Gleichzeitig boten Unkonzentriertheiten im Spielaufbau den Bochumern mehrere Kontermöglichkeiten, die sie glücklicherweise und wahrscheinlich auch ihrem Tabellenstand entsprechend relativ deutlich verballerten. Ja, ich weiß, dass solche Fehlpässe und Ballverluste passieren können, wenn man als ballführende Mannschaft schnell den Weg in die Spitze sucht und dass wir uns bei der Restverteidigung solcher Angriffe auch dank der Leistungen von Atakan Karazor relativ wenig Gedanken machen müssen. Dennoch hatte ich, je länger der VfB erfolglos versuchte, vors Bochumer Tor zu kommen, immer mehr die Befürchtung, dass wir für unsere nicht genutzten Chancen irgendwann bestraft würden.
Eigentlich zu wenig
Ich würde sogar soweit gehen zu behaupten, dass das Spiel wahrscheinlich (ja, Fahrradkette und so) in einem eher enttäuschenden 0:0 geendet wäre, hätte Bochums Verteidiger Mauro Decarli nicht einen solch gruseligen Fehlpass gespielt. Wie Silas Wamangituka und Hamadi Al Ghaddioui dann daraus Kapital schlugen, ist natürlich großartig und unterstreicht, dass es häufig die individuelle Klasse ist, die unabhängig von der Mannschaftsleistung für die Punktgewinne sorgt. Denn was die Mannschaft als Ganzes in diesem Spiel zeigte war, nun ja, irgendwie zu wenig für einen Auswärtssieg. Zunächst die bereits angesprochene fehlende Effektivität vor dem Tor und auch der fehlende Zugriff auf den Strafraum, nach dem Seitenwechsel zunächst einmal die fehlende Kontrolle über das Spiel. Denn Bochum wurde mutiger, stand höher und presste früher und gestaltete so das, was man gemeinhin einen offenen Schlagabtausch nennt. Nur dass die Gastgeber eben die Boxhandschuhe vergessen hatten und ihre Angriffslustigkeit deswegen verpuffte.
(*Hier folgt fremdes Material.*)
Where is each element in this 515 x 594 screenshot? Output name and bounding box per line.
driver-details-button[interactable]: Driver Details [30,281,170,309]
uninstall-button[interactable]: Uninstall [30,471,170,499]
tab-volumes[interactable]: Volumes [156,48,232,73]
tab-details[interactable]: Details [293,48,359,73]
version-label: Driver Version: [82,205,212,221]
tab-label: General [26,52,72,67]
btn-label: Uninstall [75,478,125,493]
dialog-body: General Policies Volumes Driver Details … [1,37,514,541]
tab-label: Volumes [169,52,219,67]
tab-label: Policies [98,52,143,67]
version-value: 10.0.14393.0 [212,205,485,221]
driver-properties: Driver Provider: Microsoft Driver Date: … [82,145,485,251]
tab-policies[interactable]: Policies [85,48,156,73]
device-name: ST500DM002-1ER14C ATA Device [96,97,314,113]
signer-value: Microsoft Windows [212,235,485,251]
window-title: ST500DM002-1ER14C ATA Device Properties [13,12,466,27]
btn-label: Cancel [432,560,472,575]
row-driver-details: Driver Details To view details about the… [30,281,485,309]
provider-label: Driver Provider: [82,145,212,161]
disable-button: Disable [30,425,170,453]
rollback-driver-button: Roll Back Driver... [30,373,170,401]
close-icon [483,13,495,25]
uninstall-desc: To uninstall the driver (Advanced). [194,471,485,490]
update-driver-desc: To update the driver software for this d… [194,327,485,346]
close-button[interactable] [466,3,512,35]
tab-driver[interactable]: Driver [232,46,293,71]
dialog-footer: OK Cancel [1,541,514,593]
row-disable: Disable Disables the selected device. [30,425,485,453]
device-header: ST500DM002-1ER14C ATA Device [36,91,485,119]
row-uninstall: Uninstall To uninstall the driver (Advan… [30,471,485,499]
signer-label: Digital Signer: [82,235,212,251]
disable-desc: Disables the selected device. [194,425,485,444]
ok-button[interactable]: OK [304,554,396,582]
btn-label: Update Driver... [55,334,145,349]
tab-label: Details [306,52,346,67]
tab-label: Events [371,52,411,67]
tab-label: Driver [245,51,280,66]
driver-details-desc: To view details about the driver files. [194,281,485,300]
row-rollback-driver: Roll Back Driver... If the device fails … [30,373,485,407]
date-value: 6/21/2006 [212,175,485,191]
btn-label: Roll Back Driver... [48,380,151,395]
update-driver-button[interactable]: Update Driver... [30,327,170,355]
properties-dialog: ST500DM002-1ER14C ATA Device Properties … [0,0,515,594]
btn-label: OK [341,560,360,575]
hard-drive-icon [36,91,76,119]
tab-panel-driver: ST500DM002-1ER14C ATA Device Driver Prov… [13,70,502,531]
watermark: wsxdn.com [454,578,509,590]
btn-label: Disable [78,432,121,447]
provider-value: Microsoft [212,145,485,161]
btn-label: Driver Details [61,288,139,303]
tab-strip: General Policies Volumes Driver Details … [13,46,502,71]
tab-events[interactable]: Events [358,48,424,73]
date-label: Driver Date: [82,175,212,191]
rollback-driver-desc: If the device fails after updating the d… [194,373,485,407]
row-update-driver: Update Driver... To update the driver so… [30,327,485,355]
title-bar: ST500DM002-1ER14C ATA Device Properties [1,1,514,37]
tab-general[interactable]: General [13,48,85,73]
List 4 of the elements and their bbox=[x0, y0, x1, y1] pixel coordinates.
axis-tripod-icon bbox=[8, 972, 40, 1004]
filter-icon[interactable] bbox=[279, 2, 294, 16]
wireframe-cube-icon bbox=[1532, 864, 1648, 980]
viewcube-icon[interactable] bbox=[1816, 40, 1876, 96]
Am Ende ist es natürlich egal, wie die Punkte reinkommen, um den Anschluss nach oben zu halten, Hauptsache sie kommen rein. Durch den dreifachen Punktgewinn unterbricht der VfB außerdem das ewige Auf und Ab von Heimsiegen und Auswärtspunktverlusten und kann jetzt zu Hause gegen den Sechstplatzierten aus Regensburg nachlegen. Aber auch in diesem Spiel, genauso wie beim aktuell Tabellenfünften Fürth am Wochenende darauf und im Heimspiel gegen Bielefeld darf man sich nicht vom Ergebnis des Spiels in Bochum blenden lassen. Dass ein Abstiegskandidat sich die ihm bietenden Möglichkeiten nicht nutzt. überrascht mich weniger. Dass der VfB sich erneut in einem Auswärtsspiel so schwer tut und immer noch kein effektives Mittel gegen die Verteidigungshaltung dieser Liga gefunden hat, ist ein wenig nervig. Man hat ja nicht immer einen Decarli zur Hand.